Friday, December 22, 2006

Free Will

I just posted to a slashdot discussion about how neuroscience appears to be eroding the notion of free will. Some really interesting philosophical threads there that touch on tangents in physics, biology, and religion.

The genetic angle on this topic comes up in the field of sociobiology, which ties into what I mentioned at the end of my slashdot post. Genes create predispositions for certain behaviors, many of which impart a selective advantage. So many of our behaviors, at a coarse level, are in place since they helped our ancestors survive. At a fine level, evolution doesn't shape our specific, day-to-day behaviors, but it certainly channels us into certain predictable directions.

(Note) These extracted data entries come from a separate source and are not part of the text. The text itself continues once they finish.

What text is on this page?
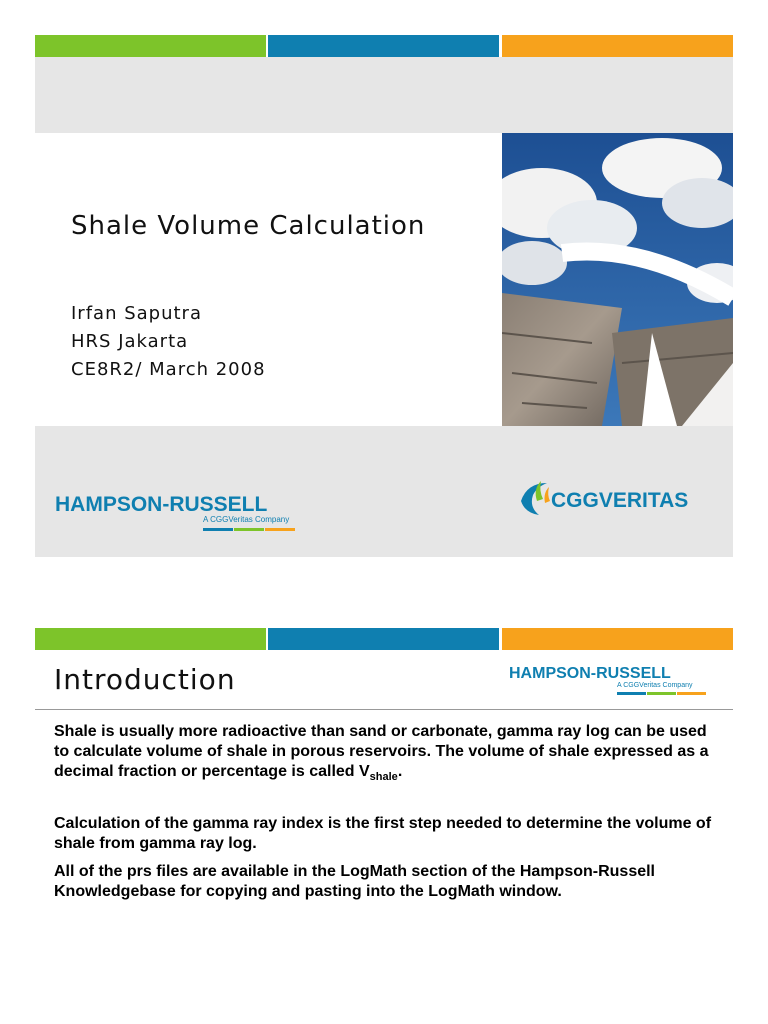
Shale Volume Calculation
Irfan Saputra
HRS Jakarta
CE8R2/ March 2008
HAMPSON-RUSSELL
A CGGVeritas Company
CGGVERITAS
Introduction	HAMPSON-RUSSELL
A CGGVeritas Company
Shale is usually more radioactive than sand or carbonate, gamma ray log can be used to calculate volume of shale in porous reservoirs. The volume of shale expressed as a decimal fraction or percentage is called $V_{shale}$.
Calculation of the gamma ray index is the first step needed to determine the volume of shale from gamma ray log.
All of the prs files are available in the LogMath section of the Hampson-Russell Knowledgebase for copying and pasting into the LogMath window.
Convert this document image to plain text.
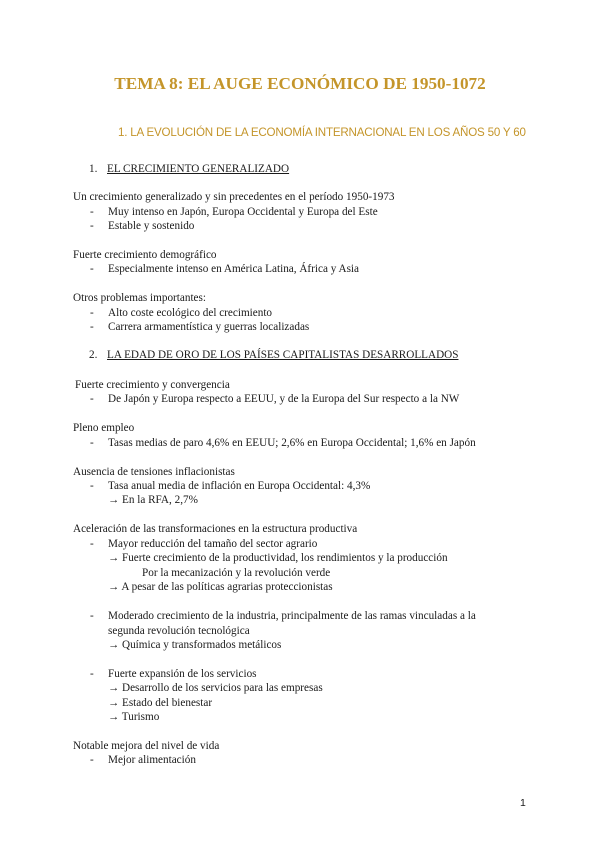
TEMA 8: EL AUGE ECONÓMICO DE 1950-1072
1. LA EVOLUCIÓN DE LA ECONOMÍA INTERNACIONAL EN LOS AÑOS 50 Y 60
1. EL CRECIMIENTO GENERALIZADO
Un crecimiento generalizado y sin precedentes en el período 1950-1973
- Muy intenso en Japón, Europa Occidental y Europa del Este
- Estable y sostenido
Fuerte crecimiento demográfico
- Especialmente intenso en América Latina, África y Asia
Otros problemas importantes:
- Alto coste ecológico del crecimiento
- Carrera armamentística y guerras localizadas
2. LA EDAD DE ORO DE LOS PAÍSES CAPITALISTAS DESARROLLADOS
Fuerte crecimiento y convergencia
- De Japón y Europa respecto a EEUU, y de la Europa del Sur respecto a la NW
Pleno empleo
- Tasas medias de paro 4,6% en EEUU; 2,6% en Europa Occidental; 1,6% en Japón
Ausencia de tensiones inflacionistas
- Tasa anual media de inflación en Europa Occidental: 4,3%
→ En la RFA, 2,7%
Aceleración de las transformaciones en la estructura productiva
- Mayor reducción del tamaño del sector agrario
→ Fuerte crecimiento de la productividad, los rendimientos y la producción
Por la mecanización y la revolución verde
→ A pesar de las políticas agrarias proteccionistas
- Moderado crecimiento de la industria, principalmente de las ramas vinculadas a la
segunda revolución tecnológica
→ Química y transformados metálicos
- Fuerte expansión de los servicios
→ Desarrollo de los servicios para las empresas
→ Estado del bienestar
→ Turismo
Notable mejora del nivel de vida
- Mejor alimentación
1
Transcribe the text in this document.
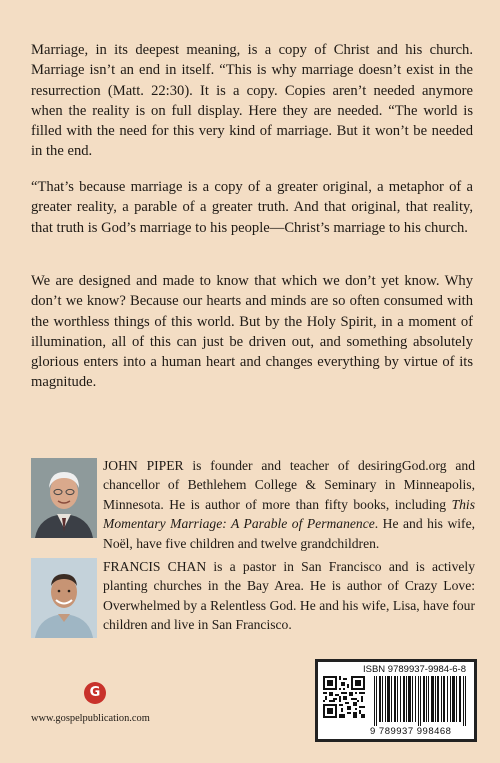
Marriage, in its deepest meaning, is a copy of Christ and his church. Marriage isn’t an end in itself. “This is why marriage doesn’t exist in the resurrection (Matt. 22:30). It is a copy. Copies aren’t needed anymore when the reality is on full display. Here they are needed. “The world is filled with the need for this very kind of marriage. But it won’t be needed in the end.

“That’s because marriage is a copy of a greater original, a metaphor of a greater reality, a parable of a greater truth. And that original, that reality, that truth is God’s marriage to his people—Christ’s marriage to his church.

We are designed and made to know that which we don’t yet know. Why don’t we know? Because our hearts and minds are so often consumed with the worthless things of this world. But by the Holy Spirit, in a moment of illumination, all of this can just be driven out, and something absolutely glorious enters into a human heart and changes everything by virtue of its magnitude.

JOHN PIPER is founder and teacher of desiringGod.org and chancellor of Bethlehem College & Seminary in Minneapolis, Minnesota. He is author of more than fifty books, including This Momentary Marriage: A Parable of Permanence. He and his wife, Noël, have five children and twelve grandchildren.

FRANCIS CHAN is a pastor in San Francisco and is actively planting churches in the Bay Area. He is author of Crazy Love: Overwhelmed by a Relentless God. He and his wife, Lisa, have four children and live in San Francisco.

G
www.gospelpublication.com
ISBN 9789937-9984-6-8
9 789937 998468
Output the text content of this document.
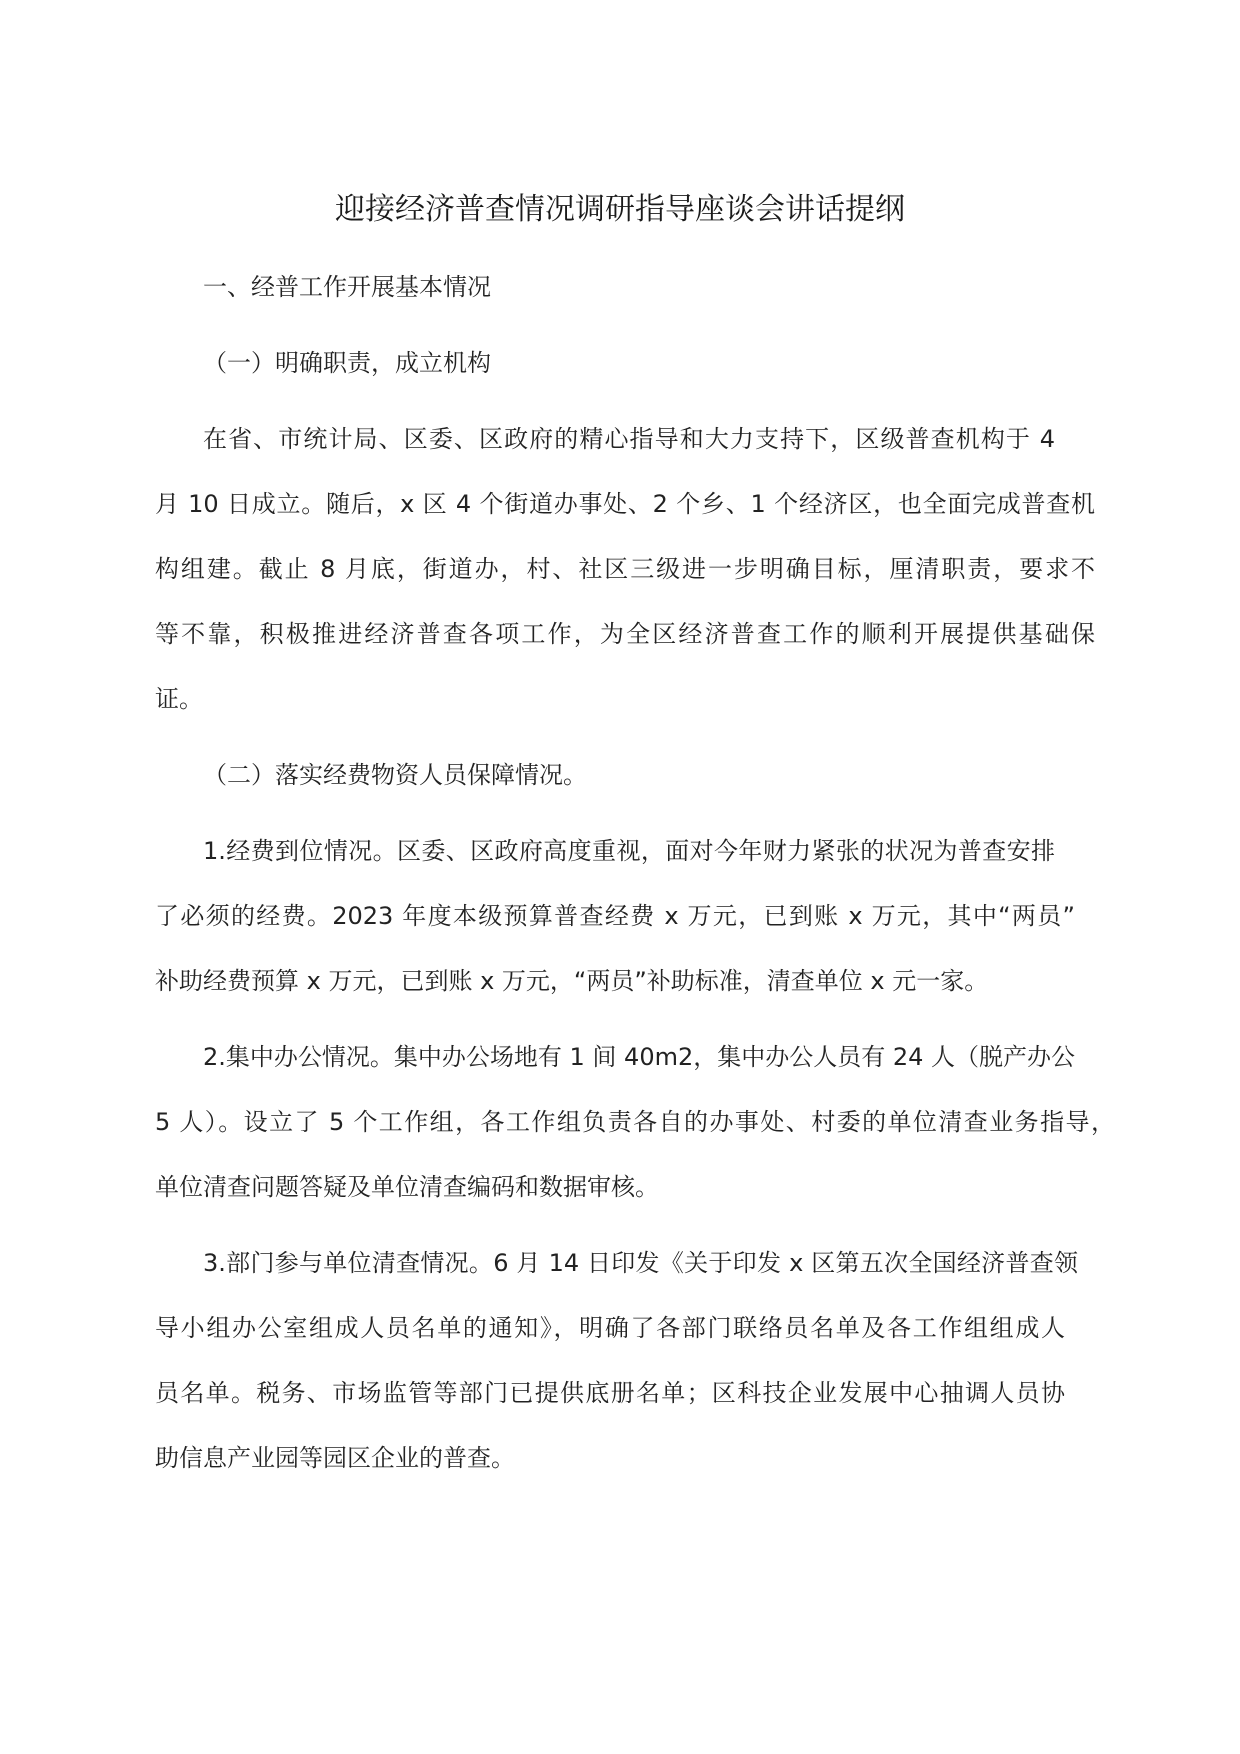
迎接经济普查情况调研指导座谈会讲话提纲

一、经普工作开展基本情况

（一）明确职责，成立机构

在省、市统计局、区委、区政府的精心指导和大力支持下，区级普查机构于 4

月 10 日成立。随后，x 区 4 个街道办事处、2 个乡、1 个经济区，也全面完成普查机

构组建。截止 8 月底，街道办，村、社区三级进一步明确目标，厘清职责，要求不

等不靠，积极推进经济普查各项工作，为全区经济普查工作的顺利开展提供基础保

证。

（二）落实经费物资人员保障情况。

1.经费到位情况。区委、区政府高度重视，面对今年财力紧张的状况为普查安排

了必须的经费。2023 年度本级预算普查经费 x 万元，已到账 x 万元，其中“两员”

补助经费预算 x 万元，已到账 x 万元，“两员”补助标准，清查单位 x 元一家。

2.集中办公情况。集中办公场地有 1 间 40m2，集中办公人员有 24 人（脱产办公

5 人）。设立了 5 个工作组，各工作组负责各自的办事处、村委的单位清查业务指导，

单位清查问题答疑及单位清查编码和数据审核。

3.部门参与单位清查情况。6 月 14 日印发《关于印发 x 区第五次全国经济普查领

导小组办公室组成人员名单的通知》，明确了各部门联络员名单及各工作组组成人

员名单。税务、市场监管等部门已提供底册名单；区科技企业发展中心抽调人员协

助信息产业园等园区企业的普查。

The physical structure of our brains is necessary by not sufficient for all the specific behaviors we have or are capable of having. Borrowing a concept from genetics, one could say that significant alterations in brain physiology by things like tumors, are likely to have pleiotropic effects on many things that depend on brain function, such as all of our characteristically human behaviors.

So given this, we should not be so surprised when a tumor is proven to have been at the root of someone's decision making process. I guess it shakes our world view regarding what it means to be human.

Sunday, June 11, 2006

Halo Xbox: Why don't I play more?

In a word: I suck. In more words, read on.

Guys at work often have Halo 2 Xbox video gaming sessions, and I often intend to show up, and have played a few times, yet typically I bail. On the surface, my excuse is that I opt to spend time with family. Yet the games often go on long after everyone at home is off to bed, so I think there is a deeper reason why I tend to no-show.

I play the game so rarely that I usually need to relearn the complex joystick device (which is much more than a "stick") and have no finesse whatsoever. After an hour or two, I'm starting to get the hang of it again, but still feel woefully outclassed by everyone else, who race around me like 8 year olds at a toddler park. "No Steve, don't eat the sand!" Usually, other players leave me alone, since there's not much sport in offing someone who's barely able to avoid smacking into walls and what not. But this only leads to feelings of isolation.

I'm not usually one to whine or turn down a challenge, but there's only so much demoralization and frustration one can tolerate. It starts to feel like "Getting Hit on the Head Lessons" (No, not "owww!", but "waaah!". "Waaah!". "Good!"). So I usually only show up when in an exceptionally resilient emotional state that can take any amount of abuse and inferiority trip.

One of these days when my boys are older, mind, I'll have one of these devices at home and will be able to spend hours at a time on it, without getting interrupted to change a diaper. It's really quite an impressive immersive experience. In no time, my reflexes will be optimized for these joysticks on steroids, I'll have hardware accelerated my gray matter to dominate virtual worlds of mass destruction. Co-workers beware! Or maybe I'll take up Tai Chi instead. Could go either way.